RAHASIA ANTARA AKU DAN SAHABAT IBUKU : BAGIAN 3

Bab 3: Ujian di Tengah Malam – Antara Rasa dan Batasan

Malam itu, hujan akhirnya mereda, tapi pikiranku tidak.

Aku kembali ke kamar setelah percakapan di jendela itu, mencoba memaksa diri tidur. Tapi tubuhku gelisah. Kata-kata Tante Rina terus mengalun di kepala. Sentuhan jemarinya di pipiku seolah meninggalkan bara yang tidak padam.

Pukul 01.27 dini hari. Hening. Lampu kamar remang. Aku menatap langit-langit dengan jantung yang masih berdegup tak karuan.

Tiba-tiba… ada ketukan di pintu kamarku.

Tok… tok…

Aku menegakkan tubuh. Napas menahan. Hanya satu orang yang mungkin melakukannya.

“Farel…?” suara pelan dari balik pintu. “Kamu masih bangun?”

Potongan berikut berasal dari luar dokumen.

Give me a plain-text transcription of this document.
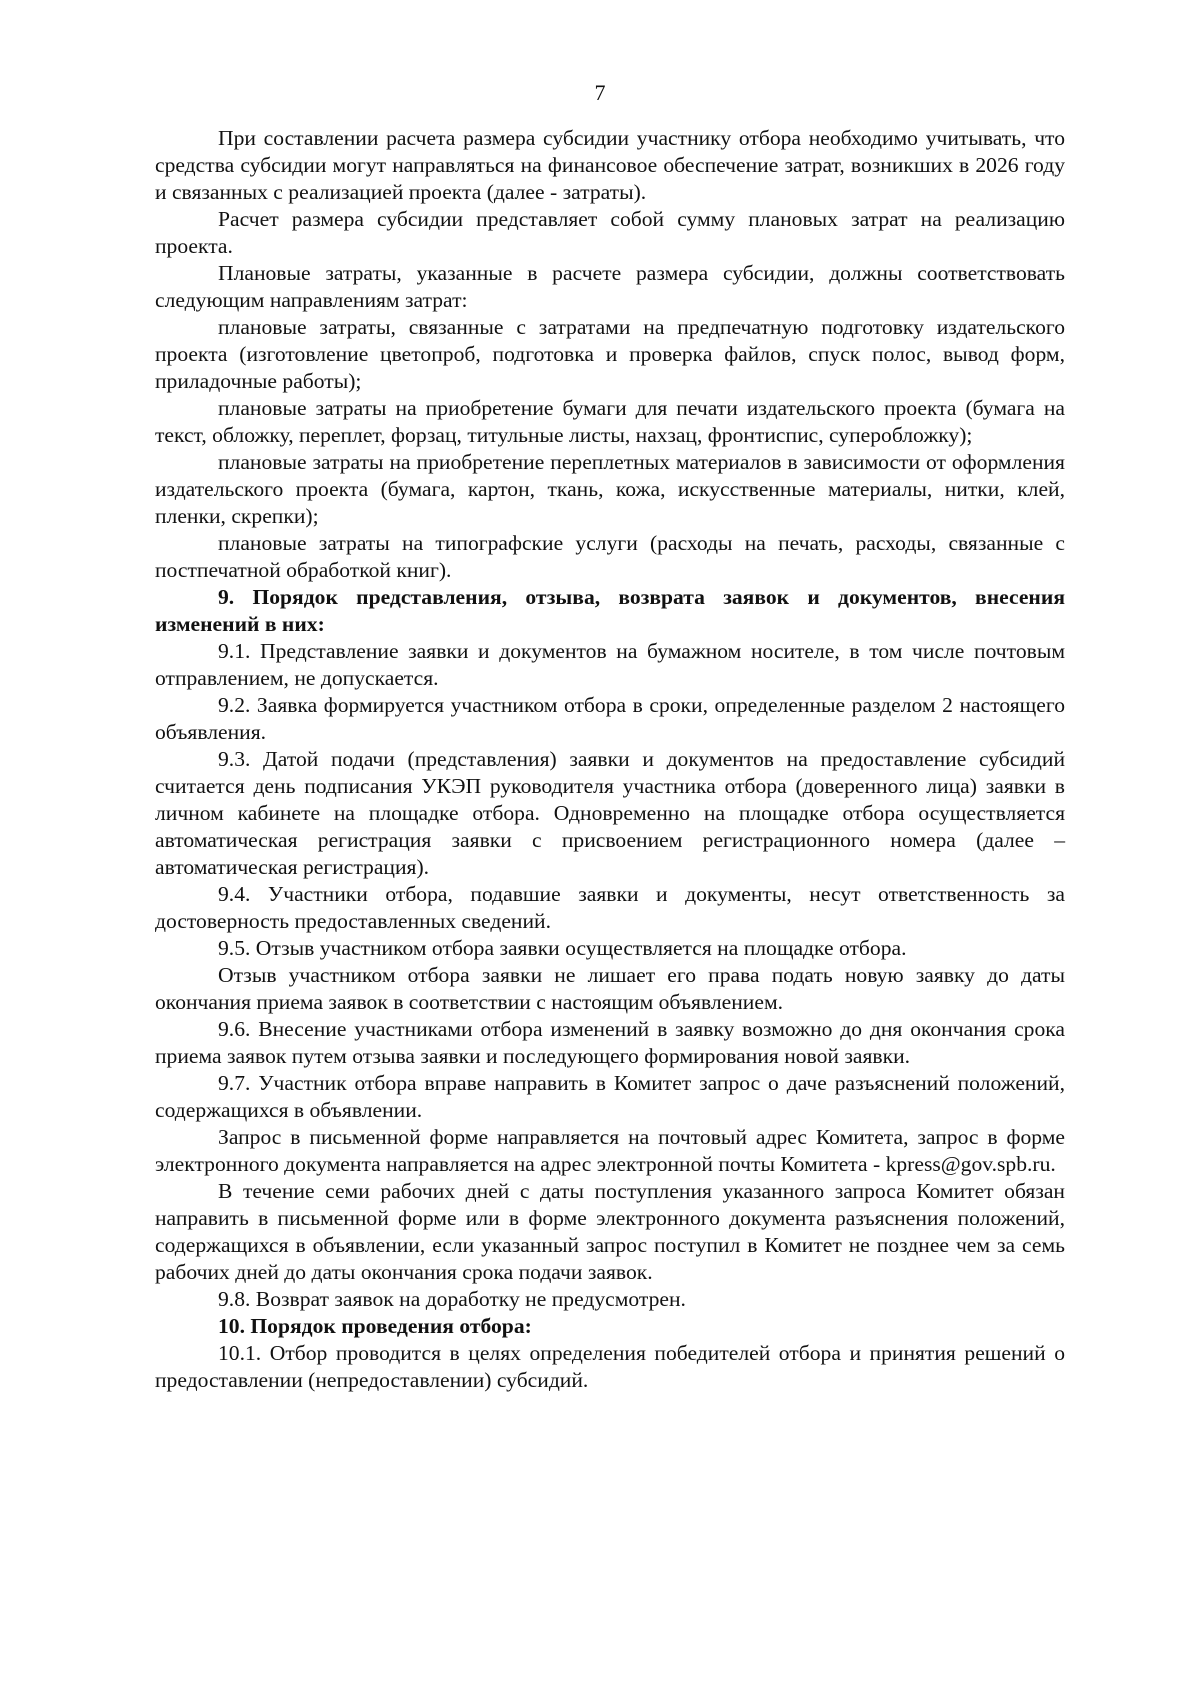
7

При составлении расчета размера субсидии участнику отбора необходимо учитывать, что средства субсидии могут направляться на финансовое обеспечение затрат, возникших в 2026 году и связанных с реализацией проекта (далее - затраты).

Расчет размера субсидии представляет собой сумму плановых затрат на реализацию проекта.

Плановые затраты, указанные в расчете размера субсидии, должны соответствовать следующим направлениям затрат:

плановые затраты, связанные с затратами на предпечатную подготовку издательского проекта (изготовление цветопроб, подготовка и проверка файлов, спуск полос, вывод форм, приладочные работы);

плановые затраты на приобретение бумаги для печати издательского проекта (бумага на текст, обложку, переплет, форзац, титульные листы, нахзац, фронтиспис, суперобложку);

плановые затраты на приобретение переплетных материалов в зависимости от оформления издательского проекта (бумага, картон, ткань, кожа, искусственные материалы, нитки, клей, пленки, скрепки);

плановые затраты на типографские услуги (расходы на печать, расходы, связанные с постпечатной обработкой книг).

9. Порядок представления, отзыва, возврата заявок и документов, внесения изменений в них:

9.1. Представление заявки и документов на бумажном носителе, в том числе почтовым отправлением, не допускается.

9.2. Заявка формируется участником отбора в сроки, определенные разделом 2 настоящего объявления.

9.3. Датой подачи (представления) заявки и документов на предоставление субсидий считается день подписания УКЭП руководителя участника отбора (доверенного лица) заявки в личном кабинете на площадке отбора. Одновременно на площадке отбора осуществляется автоматическая регистрация заявки с присвоением регистрационного номера (далее – автоматическая регистрация).

9.4. Участники отбора, подавшие заявки и документы, несут ответственность за достоверность предоставленных сведений.

9.5. Отзыв участником отбора заявки осуществляется на площадке отбора.

Отзыв участником отбора заявки не лишает его права подать новую заявку до даты окончания приема заявок в соответствии с настоящим объявлением.

9.6. Внесение участниками отбора изменений в заявку возможно до дня окончания срока приема заявок путем отзыва заявки и последующего формирования новой заявки.

9.7. Участник отбора вправе направить в Комитет запрос о даче разъяснений положений, содержащихся в объявлении.

Запрос в письменной форме направляется на почтовый адрес Комитета, запрос в форме электронного документа направляется на адрес электронной почты Комитета - kpress@gov.spb.ru.

В течение семи рабочих дней с даты поступления указанного запроса Комитет обязан направить в письменной форме или в форме электронного документа разъяснения положений, содержащихся в объявлении, если указанный запрос поступил в Комитет не позднее чем за семь рабочих дней до даты окончания срока подачи заявок.

9.8. Возврат заявок на доработку не предусмотрен.

10. Порядок проведения отбора:

10.1. Отбор проводится в целях определения победителей отбора и принятия решений о предоставлении (непредоставлении) субсидий.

Suara itu milik dia. Tante Rina.

Tanpa menjawab, aku membuka pintu. Dan di sana dia berdiri—dengan sweater longgar dan celana pendek. Rambutnya dibiarkan tergerai, wajahnya tanpa makeup, dan ada kilau resah di matanya.

“Aku nggak bisa tidur,” katanya. “Kamu… juga?”

Aku hanya mengangguk.

Dia melangkah masuk tanpa menunggu izin. Duduk di pinggir ranjangku. Tangannya menyentuh selimut. Lalu menatapku. “Kamu marah sama Tante?”

Aku duduk di sampingnya. “Nggak. Aku cuma bingung. Ini semua… terlalu cepat.”

Dia tersenyum tipis, pahit. “Aku juga takut. Tapi kalau rasa ini kita pendam terus, nanti jadi luka.”

Kami terdiam beberapa saat. Lalu perlahan, dia bersandar ke bahuku. Bahunya hangat. Tubuhnya bergetar sedikit. Mungkin karena dingin. Atau… karena hal lain yang tak bisa dijelaskan.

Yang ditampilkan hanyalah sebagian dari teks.